EU and euro crisis: Internal weaknesses and unanimity

Some countries are born weak, some achieve weakness and some have weakness thrust upon them. The United Kingdom joined the EEC (later EU) late and grudgingly, after its EFTA strategy failed. Britain has worked hard to drag the course of European integration down to its own level, reluctantly agreeing to further steps while opting out of essential policy areas and core groups. Representing a member state seen as playing as much against as for its team, prime minister David Cameron is and has thrust himself into the position of being an obstacle, a nuisance or an irrelevance.

However, weakness is not confined to Britain. The European level is a shining example. The less than robust and democratic structures of the European Union and the eurozone are root causes of the worsening euro crisis. Given the structural weaknesses, calls for more or better leadership often have a hollow ring.

Yesterday we looked at the eurozone ”institutions” with regard to economic policy; informal gatherings with the Euro Summit as the icing on a cake of impotence.

A few days ahead of the European Council, there is no public proposal from president Herman Van Rompuy (who is also the president of the Euro Summits, and has been mandated to propose solutions). An apt illustration of the state of EU and eurozone level power, governance and transparency.
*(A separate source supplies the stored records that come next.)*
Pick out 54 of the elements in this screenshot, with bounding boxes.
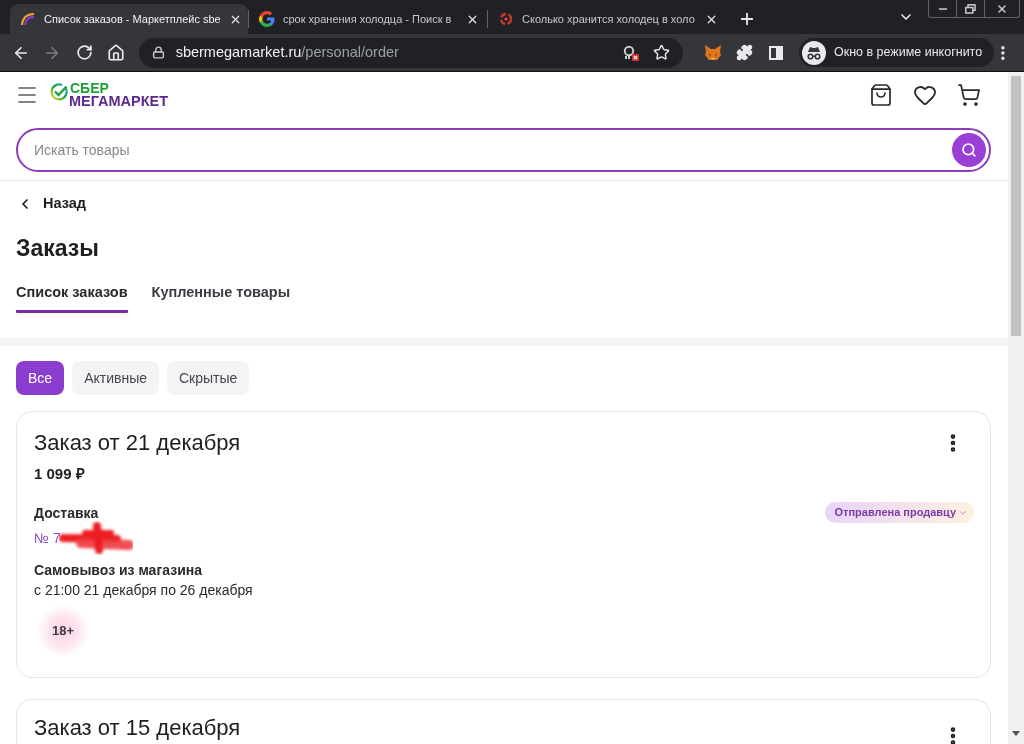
page-tab[interactable]: Список заказов <box>16 282 128 313</box>
tab-title: Список заказов - Маркетплейс sbe <box>44 12 221 27</box>
home-icon[interactable] <box>106 43 125 62</box>
order-card[interactable]: Заказ от 15 декабря <box>16 699 991 744</box>
pickup-label: Самовывоз из магазина <box>34 561 202 579</box>
browser-tab[interactable]: Список заказов - Маркетплейс sbe <box>10 4 248 34</box>
order-title: Заказ от 15 декабря <box>34 715 241 741</box>
lock-icon <box>151 46 165 59</box>
filter-chip[interactable]: Скрытые <box>167 361 250 395</box>
close-icon <box>996 2 1008 15</box>
heart-icon[interactable] <box>913 83 937 107</box>
incognito-indicator[interactable]: Окно в режиме инкогнито <box>798 38 995 67</box>
restore-icon <box>965 3 976 14</box>
reload-icon[interactable] <box>75 44 93 61</box>
order-card[interactable]: Заказ от 21 декабря 1 099 ₽ Доставка Отправлена продавцу № 7 Самовывоз из магазина с 21:00 21 декабря по 26 декабря 18+ <box>16 411 991 678</box>
fox-extension-icon[interactable] <box>703 44 722 61</box>
search-field[interactable]: Искать товары <box>16 128 991 172</box>
pickup-window: с 21:00 21 декабря по 26 декабря <box>34 581 253 599</box>
search-icon <box>961 142 977 158</box>
order-number-link[interactable]: № 7 <box>34 529 61 547</box>
status-badge[interactable]: Отправлена продавцу <box>824 502 974 523</box>
filter-chip[interactable]: Активные <box>72 361 159 395</box>
new-tab-icon[interactable] <box>738 10 756 28</box>
puzzle-icon[interactable] <box>736 44 753 61</box>
search-input[interactable]: Искать товары <box>34 139 952 161</box>
incognito-label: Окно в режиме инкогнито <box>833 44 983 62</box>
star-icon[interactable] <box>653 44 670 61</box>
scrollbar[interactable] <box>1008 72 1024 744</box>
page-tab[interactable]: Купленные товары <box>151 282 291 313</box>
url-text: sbermegamarket.ru/personal/order <box>175 42 399 62</box>
back-link[interactable]: Назад <box>16 192 86 216</box>
delivery-label: Доставка <box>34 503 99 522</box>
swirl-favicon-icon <box>498 11 514 27</box>
bag-icon[interactable] <box>869 83 893 107</box>
check-circle-logo-icon <box>50 83 68 101</box>
search-button[interactable] <box>952 133 986 167</box>
arc-favicon-icon <box>20 11 36 27</box>
filter-chip[interactable]: Все <box>16 361 65 395</box>
side-panel-icon[interactable] <box>769 45 784 60</box>
order-title: Заказ от 21 декабря <box>34 429 241 457</box>
google-g-icon <box>259 11 275 27</box>
logo[interactable]: СБЕР МЕГАМАРКЕТ <box>69 82 169 108</box>
scrollbar-thumb[interactable] <box>1011 76 1021 336</box>
age-rating-badge: 18+ <box>37 605 89 657</box>
incognito-icon <box>801 40 826 65</box>
scroll-down-arrow-icon[interactable] <box>1012 731 1020 736</box>
tab-title: Сколько хранится холодец в холо <box>522 12 696 27</box>
address-bar[interactable]: sbermegamarket.ru/personal/order <box>138 37 683 68</box>
page-title: Заказы <box>16 234 99 262</box>
tab-title: срок хранения холодца - Поиск в <box>283 12 453 27</box>
scribble-icon <box>58 521 133 555</box>
order-price: 1 099 ₽ <box>34 464 85 484</box>
cart-icon[interactable] <box>957 83 981 107</box>
blocked-tracking-icon[interactable] <box>623 44 639 61</box>
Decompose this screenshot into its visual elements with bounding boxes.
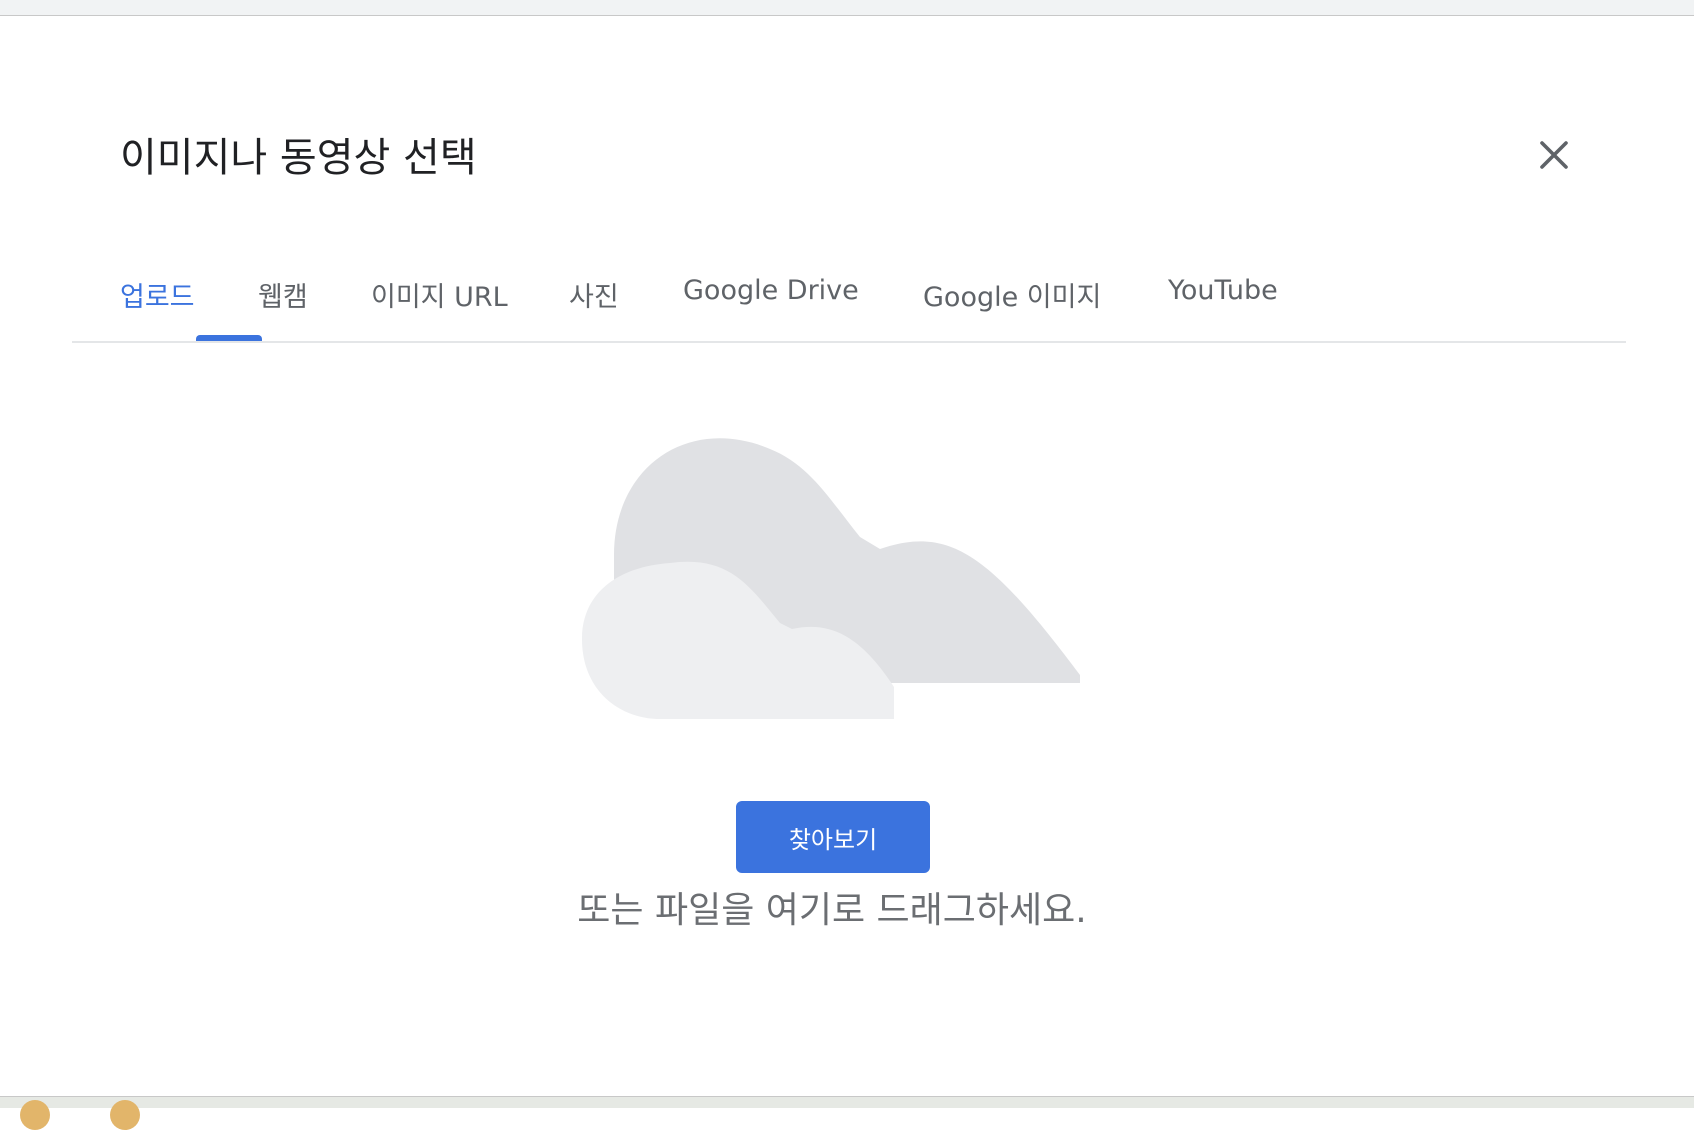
active-tab-indicator bbox=[196, 335, 262, 341]
cloud-illustration-icon bbox=[582, 438, 1080, 719]
tab-photos[interactable]: 사진 bbox=[569, 275, 619, 314]
close-button[interactable] bbox=[1530, 131, 1578, 179]
background-page-top bbox=[0, 0, 1694, 16]
image-picker-dialog: 이미지나 동영상 선택 업로드 웹캠 이미지 URL 사진 Google Dri… bbox=[0, 17, 1694, 1096]
tab-google-drive[interactable]: Google Drive bbox=[683, 275, 859, 306]
close-icon bbox=[1540, 141, 1568, 169]
drag-drop-hint: 또는 파일을 여기로 드래그하세요. bbox=[577, 890, 1087, 931]
browse-button[interactable]: 찾아보기 bbox=[736, 801, 930, 873]
background-page-bottom bbox=[0, 1096, 1694, 1108]
background-map-marker bbox=[110, 1100, 140, 1130]
tab-google-images[interactable]: Google 이미지 bbox=[923, 275, 1101, 314]
dialog-title: 이미지나 동영상 선택 bbox=[120, 135, 477, 181]
tab-image-url[interactable]: 이미지 URL bbox=[371, 275, 508, 314]
background-map-marker bbox=[20, 1100, 50, 1130]
tab-upload[interactable]: 업로드 bbox=[120, 275, 195, 314]
tab-bar: 업로드 웹캠 이미지 URL 사진 Google Drive Google 이미… bbox=[72, 257, 1626, 343]
tab-webcam[interactable]: 웹캠 bbox=[258, 275, 308, 314]
tab-youtube[interactable]: YouTube bbox=[1168, 275, 1278, 306]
Through the feebleness of the European level, common solutions become hostages of national perspectives and power struggles, since fundamental remedies need unanimity among the EU members or participating states.

Never underestimate internal weaknesses as an explaining factor in intergovernmental Europe.

However chancellor Angela Merkel and president Nicolas Sarkozy patch up their mutual differences on Monday in Paris, the next ”comprehensive solution” requiring unanimity will be met by 25 other national lists of caveats at the European Council 8 to 9 December 2011 (somewhat fewer if the serious talks are restricted to the euro area members or a core within the core).

Does this have the look of credible structures and convincing solutions to the euro crisis, based on democracy at the right level?